Last time I drove to Queens to meet my pal Brad Marshall, I found myself really irritated with New York drivers. That same exuberance that once goaded me to pass on the right, to joyously sound my horn for no reason, to budge into the box at intersections—it all just annoyed me. We had somewhere to go, and Brad offered to drive. Rare for me, I happily agreed.
In my youth, I said that I would stop going to New York if the vista crossing the George Washington Bridge failed to move me. I saw it a lot in my younger days. I commuted from Rochester to take classes at the Art Students League. I had a crash pad with my friend Peter, on the Upper West Side. We would take classes all day and then I would drive home to Rochester. Rinse and repeat. If I die young, it will be with the consolation that I lived my life very fast.
|Underpass, by Carol L. Douglas|
I voided that test by moving east. I no longer use the GW to get into the city.
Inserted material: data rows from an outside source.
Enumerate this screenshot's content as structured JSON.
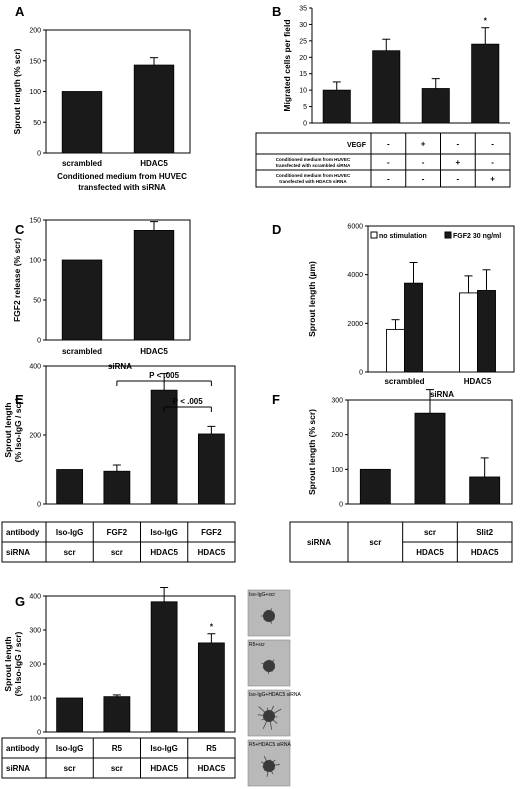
{
  "chart_data": [
    {
      "panel": "A",
      "type": "bar",
      "categories": [
        "scrambled",
        "HDAC5"
      ],
      "values": [
        100,
        143
      ],
      "errors": [
        0,
        12
      ],
      "ylabel": "Sprout length (% scr)",
      "xlabel": "Conditioned medium from HUVEC transfected with siRNA",
      "ylim": [
        0,
        200
      ],
      "yticks": [
        "0",
        "50",
        "100",
        "150",
        "200"
      ]
    },
    {
      "panel": "B",
      "type": "bar",
      "categories": [
        "1",
        "2",
        "3",
        "4"
      ],
      "values": [
        10,
        22,
        10.5,
        24
      ],
      "errors": [
        2.5,
        3.5,
        3,
        5
      ],
      "ylabel": "Migrated cells per field",
      "ylim": [
        0,
        35
      ],
      "yticks": [
        "0",
        "5",
        "10",
        "15",
        "20",
        "25",
        "30",
        "35"
      ],
      "annotations": [
        "*"
      ],
      "table": [
        {
          "label": "VEGF",
          "cells": [
            "-",
            "+",
            "-",
            "-"
          ]
        },
        {
          "label": "Conditioned medium from HUVEC transfected with scrambled siRNA",
          "cells": [
            "-",
            "-",
            "+",
            "-"
          ]
        },
        {
          "label": "Conditioned medium from HUVEC transfected with HDAC5 siRNA",
          "cells": [
            "-",
            "-",
            "-",
            "+"
          ]
        }
      ]
    },
    {
      "panel": "C",
      "type": "bar",
      "categories": [
        "scrambled",
        "HDAC5"
      ],
      "values": [
        100,
        137
      ],
      "errors": [
        0,
        11
      ],
      "ylabel": "FGF2 release (% scr)",
      "xlabel": "siRNA",
      "ylim": [
        0,
        150
      ],
      "yticks": [
        "0",
        "50",
        "100",
        "150"
      ]
    },
    {
      "panel": "D",
      "type": "bar",
      "categories": [
        "scrambled",
        "HDAC5"
      ],
      "series": [
        {
          "name": "no stimulation",
          "values": [
            1750,
            3250
          ],
          "errors": [
            400,
            700
          ]
        },
        {
          "name": "FGF2 30 ng/ml",
          "values": [
            3650,
            3350
          ],
          "errors": [
            850,
            850
          ]
        }
      ],
      "ylabel": "Sprout length (µm)",
      "xlabel": "siRNA",
      "ylim": [
        0,
        6000
      ],
      "yticks": [
        "0",
        "2000",
        "4000",
        "6000"
      ],
      "legend": "top"
    },
    {
      "panel": "E",
      "type": "bar",
      "categories": [
        "1",
        "2",
        "3",
        "4"
      ],
      "values": [
        100,
        95,
        330,
        203
      ],
      "errors": [
        0,
        18,
        48,
        22
      ],
      "ylabel_lines": [
        "Sprout length",
        "(% Iso-IgG / scr)"
      ],
      "ylim": [
        0,
        400
      ],
      "yticks": [
        "0",
        "200",
        "400"
      ],
      "annotations": [
        "P < .005",
        "P < .005"
      ],
      "table": [
        {
          "label": "antibody",
          "cells": [
            "Iso-IgG",
            "FGF2",
            "Iso-IgG",
            "FGF2"
          ]
        },
        {
          "label": "siRNA",
          "cells": [
            "scr",
            "scr",
            "HDAC5",
            "HDAC5"
          ]
        }
      ]
    },
    {
      "panel": "F",
      "type": "bar",
      "categories": [
        "1",
        "2",
        "3"
      ],
      "values": [
        100,
        262,
        78
      ],
      "errors": [
        0,
        68,
        55
      ],
      "ylabel": "Sprout length (% scr)",
      "ylim": [
        0,
        300
      ],
      "yticks": [
        "0",
        "100",
        "200",
        "300"
      ],
      "table": {
        "label": "siRNA",
        "row1": [
          "scr",
          "scr",
          "Slit2"
        ],
        "row2": [
          "HDAC5",
          "HDAC5"
        ]
      }
    },
    {
      "panel": "G",
      "type": "bar",
      "categories": [
        "1",
        "2",
        "3",
        "4"
      ],
      "values": [
        100,
        104,
        383,
        262
      ],
      "errors": [
        0,
        5,
        42,
        27
      ],
      "ylabel_lines": [
        "Sprout length",
        "(% Iso-IgG / scr)"
      ],
      "ylim": [
        0,
        400
      ],
      "yticks": [
        "0",
        "100",
        "200",
        "300",
        "400"
      ],
      "annotations": [
        "*"
      ],
      "table": [
        {
          "label": "antibody",
          "cells": [
            "Iso-IgG",
            "R5",
            "Iso-IgG",
            "R5"
          ]
        },
        {
          "label": "siRNA",
          "cells": [
            "scr",
            "scr",
            "HDAC5",
            "HDAC5"
          ]
        }
      ],
      "images": [
        "Iso-IgG+scr",
        "R5+scr",
        "Iso-IgG+HDAC5 siRNA",
        "R5+HDAC5 siRNA"
      ]
    }
  ]
}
Instead, I come down through Massachusetts and Connecticut. There’s no astonishment along that route.
The first sign I was growing cynical about New York came a few years ago, when I met a Southerner for a weekend. She remarked, in passing, at how filthy the city is. That’s one of those things, like your aunt’s fascinating chin hair, that everyone sees but doesn’t mention. But once she commented on it, I began to see detritus everywhere.
I used to love to paint in the city. Now I understand that was the granite calling to me. Much of New York, Washington and Chicago are built of Maine granite. Somehow, I enjoy it more in its natural state.
|Staples Street, by Carol L. Douglas|
This morning I’m heading back down to Westchester County for Rye’s Painters on Location. Brad’s floating around in the North Atlantic somewhere, but he loaned me his flat. I’m on my own for both painting and driving. Luckily, Painters on Location is always a blast, and I'll see lots of other friends there.
I still admire New York City, but I’ve met other art scenes that match my personality better. I’ll visit for a blockbuster show, or to see friends. But, as for it being the center of the known world, those days are, sadly, gone for me.